Pourtant, DeFi soulève également des questions à propos comment une économie virtuelle avec ses propres normes interagit avec le monde réel. L'un des soucis est l'absence d'un ancrage externe de valeur. Les crypto-monnaies ne sont pas différentes du dollar, en ce sens qu'elles reposent sur des personnes ayant une attente commune de leur utilité. Cependant, la monnaie conventionnelle est également soutenue par des États détenant le monopole de la force et des banques centrales qui sont les prêteurs en dernier ressort. Sans cela, DeFi sera vulnérable aux paniques. L'exécution des contrats en dehors du monde virtuel est également une préoccupation. Un contrat blockchain peut indiquer que vous possédez une maison, mais seule la police peut imposer une expulsion.
La gouvernance et la responsabilité dans DeFi-land sont rudimentaires. Une séquence de grandes transactions irrévocables que les humains ne peuvent pas contourner pourrait être dangereuse, d'autant plus que les erreurs de codage sont inévitables. Le blanchiment d'argent a prospéré dans la zone grise non réglementée des services situés entre Ethereum et le système bancaire. Malgré les revendications de décentralisation, certains programmeurs et propriétaires d'applications exercent une influence disproportionnée sur le système DeFi. Et un acteur malveillant pourrait même prendre le contrôle de la majorité des ordinateurs qui exécutent une blockchain.
Les aventures d'Alice au DeFi-land
Les libertariens du numérique préféreraient que DeFi reste autonome, imparfait mais pur. Pourtant, pour réussir, il doit s'intégrer aux systèmes financiers et juridiques conventionnels, comme l'a souligné Gary Gensler, un expert en cryptographie qui est le chien de garde financier des États-Unis. De nombreuses applications DeFi sont gérées par des organisations décentralisées qui votent sur certaines questions ; ces organismes devraient être soumis à des lois et règlements. La Banque des règlements internationaux, un club de banques centrales, a suggéré que les govcoins puissent être utilisés dans les applications DeFi, assurant ainsi la stabilité.

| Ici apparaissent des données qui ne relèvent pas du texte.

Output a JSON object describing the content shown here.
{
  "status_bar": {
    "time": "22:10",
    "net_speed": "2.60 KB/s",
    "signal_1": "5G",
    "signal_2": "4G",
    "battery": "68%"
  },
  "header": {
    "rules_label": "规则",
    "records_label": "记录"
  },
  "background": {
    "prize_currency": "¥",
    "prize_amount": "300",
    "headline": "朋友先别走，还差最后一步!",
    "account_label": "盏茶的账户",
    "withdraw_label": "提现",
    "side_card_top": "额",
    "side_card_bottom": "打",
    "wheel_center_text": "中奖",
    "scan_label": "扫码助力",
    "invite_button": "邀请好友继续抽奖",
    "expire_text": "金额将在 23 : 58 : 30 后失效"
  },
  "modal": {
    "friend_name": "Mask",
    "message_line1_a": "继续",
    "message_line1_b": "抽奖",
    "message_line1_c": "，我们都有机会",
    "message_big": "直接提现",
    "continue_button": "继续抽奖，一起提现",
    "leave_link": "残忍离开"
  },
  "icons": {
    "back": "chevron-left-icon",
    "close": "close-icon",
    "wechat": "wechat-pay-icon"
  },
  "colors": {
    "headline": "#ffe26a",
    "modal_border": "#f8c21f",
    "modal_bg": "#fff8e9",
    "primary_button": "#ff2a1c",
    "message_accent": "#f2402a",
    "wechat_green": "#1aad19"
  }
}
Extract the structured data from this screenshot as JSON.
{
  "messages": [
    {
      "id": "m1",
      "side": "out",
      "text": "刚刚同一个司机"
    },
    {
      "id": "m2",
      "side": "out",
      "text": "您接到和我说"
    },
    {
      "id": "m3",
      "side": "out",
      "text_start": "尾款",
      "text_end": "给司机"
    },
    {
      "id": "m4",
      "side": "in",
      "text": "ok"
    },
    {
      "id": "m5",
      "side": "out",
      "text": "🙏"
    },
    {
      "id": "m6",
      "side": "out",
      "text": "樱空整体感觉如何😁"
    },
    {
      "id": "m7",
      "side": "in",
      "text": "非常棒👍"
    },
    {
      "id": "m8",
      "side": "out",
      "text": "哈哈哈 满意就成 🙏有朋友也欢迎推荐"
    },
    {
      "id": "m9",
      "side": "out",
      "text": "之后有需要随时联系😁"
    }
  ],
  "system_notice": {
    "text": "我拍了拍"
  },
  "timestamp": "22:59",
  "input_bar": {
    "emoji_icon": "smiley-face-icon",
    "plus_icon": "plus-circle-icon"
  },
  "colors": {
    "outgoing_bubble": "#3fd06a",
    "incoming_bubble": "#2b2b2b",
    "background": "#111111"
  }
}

La finance entre dans une nouvelle ère dans laquelle les trois visions nouvelles mais imparfaites des plateformes technologiques, du grand gouvernement et de DeFi s'affronteront et s'entremêleront. Chacun incarne une architecture technique et une idéologie à propos comment l'économie doit être gérée. Comme pour Internet dans les années 1990, personne ne sait où la révolution s'arrêtera. Mais il est en train de transformer le fonctionnement de l'argent et, ce faisant, l'ensemble du monde numérique.